Note on transliteration

Transliteration is a thorny business in Rus’ and East Slavic studies. Generally, Russian and Western scholars romanise the Old Church Slavonic and Old East Slavic languages using Russian.  Even so, authors often make independent stylistic choices. Below, I outline my own approach to transliterations for this project.

Personal and place names are transliterated from Russian, Ukrainian, and Belarusian according to where they were geographically located. For example, Veliky Novgorod, Kyiv (not Kiev), and Mscislaŭ (not Mstislavl’).

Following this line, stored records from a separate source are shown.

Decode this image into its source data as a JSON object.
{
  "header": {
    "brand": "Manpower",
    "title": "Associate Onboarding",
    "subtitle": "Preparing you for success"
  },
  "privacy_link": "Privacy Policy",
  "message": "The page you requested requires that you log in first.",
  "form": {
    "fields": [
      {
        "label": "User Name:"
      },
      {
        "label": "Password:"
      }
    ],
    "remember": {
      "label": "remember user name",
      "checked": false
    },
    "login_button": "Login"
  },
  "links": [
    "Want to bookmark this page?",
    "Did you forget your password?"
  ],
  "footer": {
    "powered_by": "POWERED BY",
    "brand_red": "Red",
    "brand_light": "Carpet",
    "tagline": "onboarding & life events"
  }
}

Names in the birchbark letters are romanised from Old East Slavic (and its Old Novgorodian dialect, where applicable). The Library of Congress guidelines for Church Slavonic were considered here, although Old East Slavic was the vernacular.  Therefore, the Cyrillic character ‘ь’ is transliterated with an apostrophe, and ‘ъ’ with ”. I do not use diacritic marks. ‘Ч’, for example, is rendered as ‘ch’ and not ‘č’, and the yat sign (ѣ) as ‘e’ and not the more accurate ‘ĕ’, contrary to the Library of Congress guidelines. This is to make my transliterations more consistent and accessible. I use ‘y’, not ‘i’, when transcribing the yers (for example, ‘ya’ and ‘yu’ instead of ‘ia’ and ‘iu’).  Finally, I do not romanise the Old Slavonic nasal sign ѧ (romanised as ę), which is found in Old East Slavic birchbarks and chronicles, as a nasal. Unlike Polish, the (Old) East Slavic languages did not retain the nasals. There is reason to believe in Old East Slavic, ѧ represented a non-nasal sound such as ‘ya’ which is the sound for modern Russ., Ukr., Bela., ‘я’.